In a submission to the Senate Economics Legislation Committee review of the Government’s controversial Your Future, Your Super legislation, APRA has clearly stated that the reversal of the evidentiary burden of proof will focus the minds of superannuation trustees.

“The reversal of the evidentiary burden of proof (which is part of the BFID measure) will also further focus trustees’ minds on the evidence they must have and the records they must keep to show they have acted in the best financial interests of members at all times,” the APRA submission said.

The regulator’s position stands in stark contrast to that of plaintiff law firm, Maurice Blackburn which described the reversal of the burden of proof as “regulatory overreach”.

“This measure bolsters the requirements already introduced through SPS 515, building on penalty provisions recently introduced, which require trustees to ensure that their significant expenditure decisions are for the purposes of the sound and prudent management of its business operations and consistent with the best interests of beneficiaries,” the submission said.

APRA said in the submission that it was currently undertaking a broad review of trustee expenditure, looking at a range of different types of expenditure arrangements across all sectors of the superannuation industry.

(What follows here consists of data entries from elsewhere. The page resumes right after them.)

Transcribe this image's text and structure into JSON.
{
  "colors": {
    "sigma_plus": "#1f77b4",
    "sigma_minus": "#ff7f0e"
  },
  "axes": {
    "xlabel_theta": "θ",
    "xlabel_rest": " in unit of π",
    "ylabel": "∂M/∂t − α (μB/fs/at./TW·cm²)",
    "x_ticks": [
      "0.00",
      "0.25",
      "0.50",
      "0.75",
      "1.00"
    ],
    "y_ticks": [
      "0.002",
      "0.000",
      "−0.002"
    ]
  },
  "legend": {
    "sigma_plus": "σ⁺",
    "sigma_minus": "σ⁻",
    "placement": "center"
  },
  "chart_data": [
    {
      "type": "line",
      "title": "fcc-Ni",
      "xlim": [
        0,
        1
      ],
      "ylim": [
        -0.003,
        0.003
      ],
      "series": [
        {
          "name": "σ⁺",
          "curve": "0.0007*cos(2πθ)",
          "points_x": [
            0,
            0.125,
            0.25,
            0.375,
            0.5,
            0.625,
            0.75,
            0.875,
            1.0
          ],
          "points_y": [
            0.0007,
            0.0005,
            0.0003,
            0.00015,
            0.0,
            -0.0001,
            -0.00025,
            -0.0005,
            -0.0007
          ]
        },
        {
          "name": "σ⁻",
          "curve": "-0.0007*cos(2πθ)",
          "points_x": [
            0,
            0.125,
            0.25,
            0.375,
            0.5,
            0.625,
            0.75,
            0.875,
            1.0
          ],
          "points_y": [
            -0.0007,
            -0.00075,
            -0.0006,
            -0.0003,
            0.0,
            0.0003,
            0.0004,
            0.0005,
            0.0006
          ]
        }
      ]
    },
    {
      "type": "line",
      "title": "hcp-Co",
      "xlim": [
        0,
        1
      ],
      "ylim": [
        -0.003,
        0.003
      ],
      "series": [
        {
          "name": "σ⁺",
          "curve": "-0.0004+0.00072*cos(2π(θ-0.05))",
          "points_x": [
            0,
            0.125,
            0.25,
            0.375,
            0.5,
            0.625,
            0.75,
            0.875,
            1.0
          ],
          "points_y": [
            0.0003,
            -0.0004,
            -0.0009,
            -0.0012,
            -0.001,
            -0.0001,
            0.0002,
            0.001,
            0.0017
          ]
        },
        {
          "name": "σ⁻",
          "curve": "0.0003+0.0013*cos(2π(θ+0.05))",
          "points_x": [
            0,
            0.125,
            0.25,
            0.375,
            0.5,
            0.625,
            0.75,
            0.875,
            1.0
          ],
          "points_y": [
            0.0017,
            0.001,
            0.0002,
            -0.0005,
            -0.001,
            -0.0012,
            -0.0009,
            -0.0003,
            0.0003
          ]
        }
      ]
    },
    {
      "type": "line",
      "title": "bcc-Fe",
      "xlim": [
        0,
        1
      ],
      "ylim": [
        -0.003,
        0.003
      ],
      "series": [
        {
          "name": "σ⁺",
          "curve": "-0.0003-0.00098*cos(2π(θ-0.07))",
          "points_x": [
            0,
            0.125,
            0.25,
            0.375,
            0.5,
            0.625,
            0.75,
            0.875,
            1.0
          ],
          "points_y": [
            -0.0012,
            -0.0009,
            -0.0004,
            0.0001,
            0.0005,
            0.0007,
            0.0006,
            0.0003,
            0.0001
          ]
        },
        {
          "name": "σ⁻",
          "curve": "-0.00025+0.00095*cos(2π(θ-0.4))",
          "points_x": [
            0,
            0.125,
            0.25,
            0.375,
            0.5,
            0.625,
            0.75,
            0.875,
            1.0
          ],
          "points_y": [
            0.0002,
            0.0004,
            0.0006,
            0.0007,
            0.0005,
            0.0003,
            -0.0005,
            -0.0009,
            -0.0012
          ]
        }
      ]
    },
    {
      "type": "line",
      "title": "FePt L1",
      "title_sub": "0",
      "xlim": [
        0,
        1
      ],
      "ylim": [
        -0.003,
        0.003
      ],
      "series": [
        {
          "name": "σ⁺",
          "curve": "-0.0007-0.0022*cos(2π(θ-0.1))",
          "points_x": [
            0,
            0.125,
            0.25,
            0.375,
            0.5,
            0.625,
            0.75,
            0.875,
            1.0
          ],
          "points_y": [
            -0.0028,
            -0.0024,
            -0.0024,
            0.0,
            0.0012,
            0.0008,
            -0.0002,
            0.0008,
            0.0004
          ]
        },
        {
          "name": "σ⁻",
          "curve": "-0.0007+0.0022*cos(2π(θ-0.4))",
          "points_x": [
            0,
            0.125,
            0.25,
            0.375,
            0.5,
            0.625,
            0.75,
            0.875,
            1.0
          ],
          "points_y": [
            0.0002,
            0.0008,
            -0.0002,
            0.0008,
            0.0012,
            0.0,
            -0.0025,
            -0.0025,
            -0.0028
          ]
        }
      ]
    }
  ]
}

“This review is considering the framework and decision-making process of boards pertaining to certain areas of expenditure, including a review of the metrics and approach to assessment of benefits to members,” it said.

“If we conclude that fund expenditure by a particular trustee may not be consistent with the best interests of members or the sole purpose test, appropriate supervisory and/or enforcement action will follow. We are also seeking to identify both areas of good practice and areas where there is room for improvement, and expect to inform industry about our findings on an aggregate basis within the next year.”